23/06/2009 - Morte na contramão
Do silêncio fez-se a tragédia. Ao som bruto dos pneus se rasgando no asfalto, tombam, de formas distintas, o assassino e a vítima. Ele não queria matar, mas o desejo de vencer as horas não o fez enxergar o limite de velocidade, o semáforo vermelho e a menina que atravessava a rua, com material de escola na mão. Num súbito, o grito da menina se perde na cabeça do homem que não pode mais fazer nada. O pé busca o freio, mas a morte, vestida de preto, já espera ao lado apoiada em sua foice. O carro derrapa, mas avança e violenta o corpo daquela virgem.

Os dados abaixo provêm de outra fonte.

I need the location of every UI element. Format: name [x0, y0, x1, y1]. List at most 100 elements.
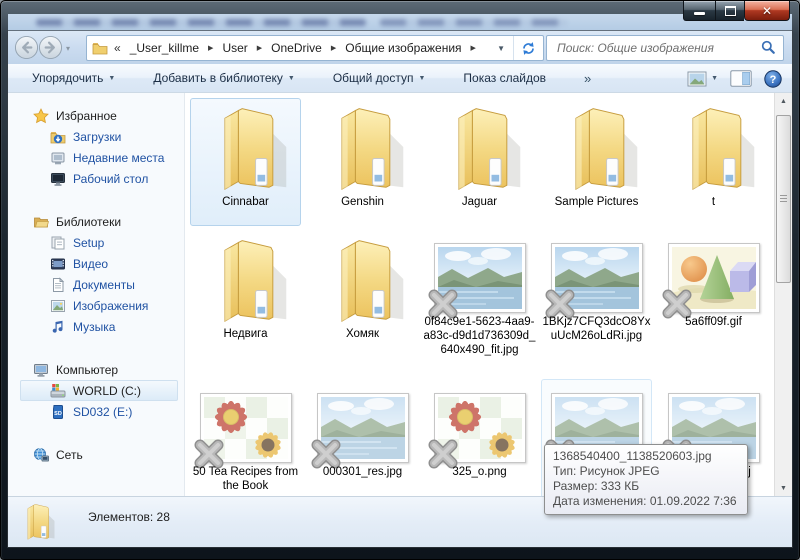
file-list[interactable]: Cinnabar Genshin Jaguar Sample Pictures …	[186, 93, 775, 497]
sidebar-section-computer[interactable]: Компьютер	[8, 359, 184, 380]
folder-item[interactable]: Genshin	[304, 101, 421, 209]
sidebar-item-label: Setup	[73, 236, 104, 250]
image-file-item[interactable]: 5a6ff09f.gif	[655, 233, 772, 357]
sidebar-item-label: SD032 (E:)	[73, 405, 132, 419]
sidebar-item[interactable]: Недавние места	[8, 147, 184, 168]
file-row: Cinnabar Genshin Jaguar Sample Pictures …	[187, 101, 772, 209]
infotip-line: Размер: 333 КБ	[553, 479, 737, 494]
image-file-item[interactable]: 0f84c9e1-5623-4aa9-a83c-d9d1d736309d_640…	[421, 233, 538, 357]
folder-item[interactable]: Недвига	[187, 233, 304, 357]
minimize-button[interactable]	[683, 1, 716, 21]
command-toolbar: Упорядочить▼Добавить в библиотеку▼Общий …	[8, 64, 792, 93]
folder-icon	[317, 101, 409, 193]
sidebar-section-network[interactable]: Сеть	[8, 444, 184, 465]
window-caption-buttons: ✕	[683, 1, 790, 21]
image-thumbnail	[551, 243, 643, 313]
file-name-label: Sample Pictures	[541, 195, 653, 209]
sidebar-item[interactable]: WORLD (C:)	[20, 380, 178, 401]
sidebar-item[interactable]: Документы	[8, 274, 184, 295]
sidebar-item-label: Рабочий стол	[73, 172, 148, 186]
back-button[interactable]	[14, 35, 39, 60]
maximize-button[interactable]	[716, 1, 744, 21]
breadcrumb-segment[interactable]: Общие изображения	[339, 38, 467, 58]
views-icon	[687, 71, 707, 87]
folder-icon	[668, 101, 760, 193]
file-name-label: Genshin	[307, 195, 419, 209]
folder-icon	[200, 101, 292, 193]
image-file-item[interactable]: 50 Tea Recipes from the Book	[187, 383, 304, 493]
breadcrumb-arrow-icon[interactable]: ▶	[328, 44, 339, 52]
file-name-label: 50 Tea Recipes from the Book	[190, 465, 302, 493]
image-file-item[interactable]: 1BKjz7CFQ3dcO8YxuUcM26oLdRi.jpg	[538, 233, 655, 357]
scroll-down-button[interactable]: ▼	[775, 480, 792, 497]
downloads-icon	[50, 129, 66, 145]
toolbar-button[interactable]: Добавить в библиотеку▼	[149, 68, 298, 88]
scrollbar-thumb[interactable]	[776, 115, 791, 283]
forward-button[interactable]	[38, 35, 63, 60]
hard-drive-icon	[50, 383, 66, 399]
sidebar-item[interactable]: Изображения	[8, 295, 184, 316]
network-icon	[33, 447, 49, 463]
toolbar-button-label: Общий доступ	[333, 71, 414, 85]
scroll-up-button[interactable]: ▲	[775, 93, 792, 110]
file-name-label: Cinnabar	[190, 195, 302, 209]
address-bar[interactable]: «_User_killme▶User▶OneDrive▶Общие изобра…	[86, 35, 544, 61]
search-icon[interactable]	[761, 40, 776, 60]
toolbar-button-label: Добавить в библиотеку	[153, 71, 283, 85]
file-name-label: 000301_res.jpg	[307, 465, 419, 479]
sidebar-item[interactable]: Setup	[8, 232, 184, 253]
views-button[interactable]: ▼	[687, 71, 718, 87]
help-button[interactable]: ?	[764, 70, 782, 88]
image-file-item[interactable]: 325_o.png	[421, 383, 538, 493]
breadcrumb-overflow[interactable]: «	[112, 39, 124, 57]
breadcrumb-segment[interactable]: OneDrive	[265, 38, 328, 58]
file-name-label: t	[658, 195, 770, 209]
infotip-line: Тип: Рисунок JPEG	[553, 464, 737, 479]
folder-item[interactable]: Jaguar	[421, 101, 538, 209]
folder-icon	[17, 501, 57, 546]
file-name-label: 0f84c9e1-5623-4aa9-a83c-d9d1d736309d_640…	[424, 315, 536, 357]
breadcrumb-segment[interactable]: _User_killme	[124, 38, 205, 58]
sidebar-section-star[interactable]: Избранное	[8, 105, 184, 126]
toolbar-overflow-chevron[interactable]: »	[584, 71, 591, 86]
sidebar-item[interactable]: Загрузки	[8, 126, 184, 147]
computer-icon	[33, 362, 49, 378]
breadcrumb-arrow-icon[interactable]: ▶	[254, 44, 265, 52]
folder-icon	[434, 101, 526, 193]
toolbar-button[interactable]: Упорядочить▼	[28, 68, 119, 88]
preview-pane-button[interactable]	[730, 70, 752, 87]
image-thumbnail	[317, 393, 409, 463]
toolbar-button[interactable]: Показ слайдов	[459, 68, 550, 88]
folder-item[interactable]: Sample Pictures	[538, 101, 655, 209]
sd-card-icon: SD	[50, 404, 66, 420]
sidebar-item[interactable]: SD SD032 (E:)	[8, 401, 184, 422]
folder-icon	[551, 101, 643, 193]
breadcrumb-arrow-icon[interactable]: ▶	[205, 44, 216, 52]
video-icon	[50, 256, 66, 272]
folder-item[interactable]: Cinnabar	[187, 101, 304, 209]
sidebar-item[interactable]: Рабочий стол	[8, 168, 184, 189]
toolbar-button[interactable]: Общий доступ▼	[329, 68, 430, 88]
file-name-label: 1BKjz7CFQ3dcO8YxuUcM26oLdRi.jpg	[541, 315, 653, 343]
sidebar-section-libraries[interactable]: Библиотеки	[8, 211, 184, 232]
close-button[interactable]: ✕	[744, 1, 790, 21]
breadcrumb: «_User_killme▶User▶OneDrive▶Общие изобра…	[112, 38, 489, 58]
breadcrumb-segment[interactable]: User	[216, 38, 253, 58]
search-input[interactable]	[555, 38, 749, 58]
address-dropdown-icon[interactable]: ▼	[489, 44, 513, 53]
refresh-button[interactable]	[513, 36, 543, 60]
folder-item[interactable]: t	[655, 101, 772, 209]
folder-item[interactable]: Хомяк	[304, 233, 421, 357]
history-chevron-icon[interactable]: ▾	[66, 44, 70, 53]
explorer-main: ИзбранноеЗагрузкиНедавние места Рабочий с…	[8, 93, 792, 497]
image-file-item[interactable]: 000301_res.jpg	[304, 383, 421, 493]
close-icon: ✕	[762, 5, 772, 17]
vertical-scrollbar[interactable]: ▲ ▼	[774, 93, 792, 497]
items-count: Элементов: 28	[88, 510, 170, 524]
screenshot: ✕ ▾ «_User_killme▶User▶OneDrive▶Общие из…	[0, 0, 800, 560]
sidebar-item[interactable]: Видео	[8, 253, 184, 274]
search-box	[546, 35, 784, 61]
file-name-label: 5a6ff09f.gif	[658, 315, 770, 329]
sidebar-item[interactable]: Музыка	[8, 316, 184, 337]
breadcrumb-arrow-icon[interactable]: ▶	[468, 44, 479, 52]
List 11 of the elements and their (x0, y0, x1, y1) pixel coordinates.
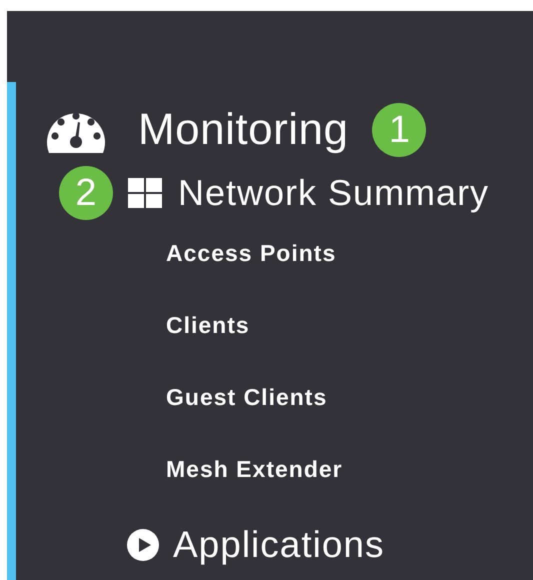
menu-item[interactable]: Mesh Extender (16, 449, 533, 489)
step-badge: 1 (372, 103, 426, 157)
step-badge: 2 (59, 166, 113, 220)
menu-item[interactable]: Access Points (16, 233, 533, 273)
menu-item[interactable]: Clients (16, 305, 533, 345)
menu-item[interactable]: Guest Clients (16, 377, 533, 417)
menu-group[interactable]: Network Summary (178, 172, 490, 214)
grid-icon (128, 178, 162, 208)
menu-section[interactable]: Monitoring (138, 105, 348, 155)
menu-section[interactable]: Applications (173, 524, 385, 566)
play-circle-icon (127, 529, 159, 561)
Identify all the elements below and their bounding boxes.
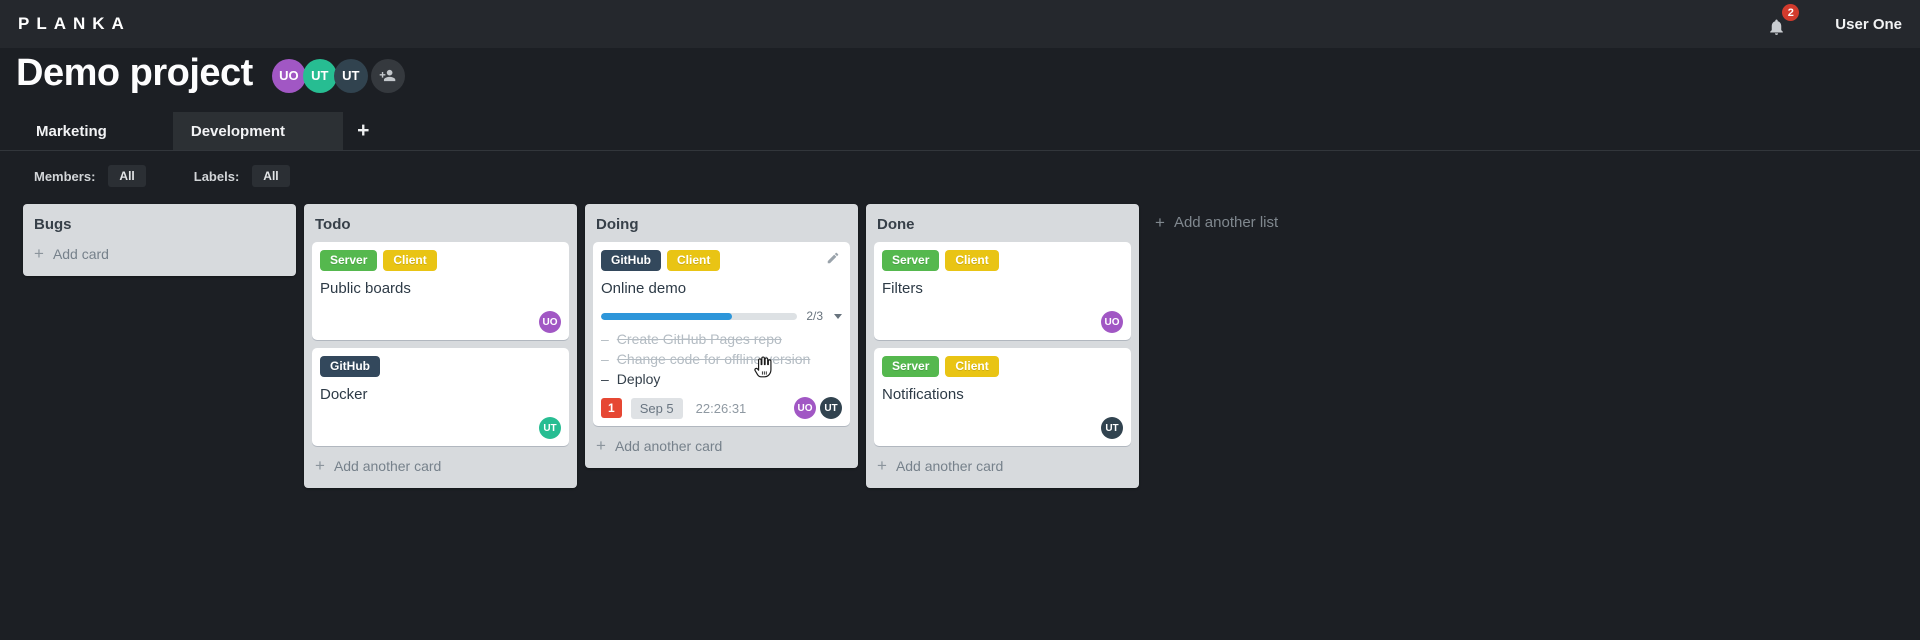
progress-fraction: 2/3 [806, 309, 823, 323]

A menina, como nos sonhos mais infantis, voa. Voa alto e longe. No entanto, entre a terra e o céu, dá-se conta de que não tem asas. E então, começa a cair vertiginosamente. Tudo é tão rápido para quem está de fora. Mas para aquela criança quase crescida, o vôo durou uma eternidade. E ela pediu tanto para que aquilo não fosse verdade, para que acordasse em sua cama suada do pesadelo ou que um anjo lhe segurasse no colo. Mas quisera o destino que seu corpo fosse seguro apenas pelo asfalto. E o piche negro, ao abraçar aquele corpo infante, manchou-se de vermelho.
As sirenes dos bombeiros, das ambulâncias e das viaturas policiais se misturam. A esperança e a descrença também se misturam. Os curiosos das ruas, dos prédios, das lojas a essa altura já se misturam. Os únicos que não se misturam são vítima e assassino. Embora ele negue tudo, o espelho retrovisor do carro ressalta sua feição de bandido. Já a menina, plantada na dureza do asfalto, era o próprio espelho de uma plantação de sonhos e planos, ainda em brotos.
Da tragédia fez-se o drama. A cena que gerou piedade e silêncio, logo foi invadida de buzinas e palavrões. Afinal, tanto assassino quão vítima atrapalhavam o trânsito de outros assassinos e vítimas.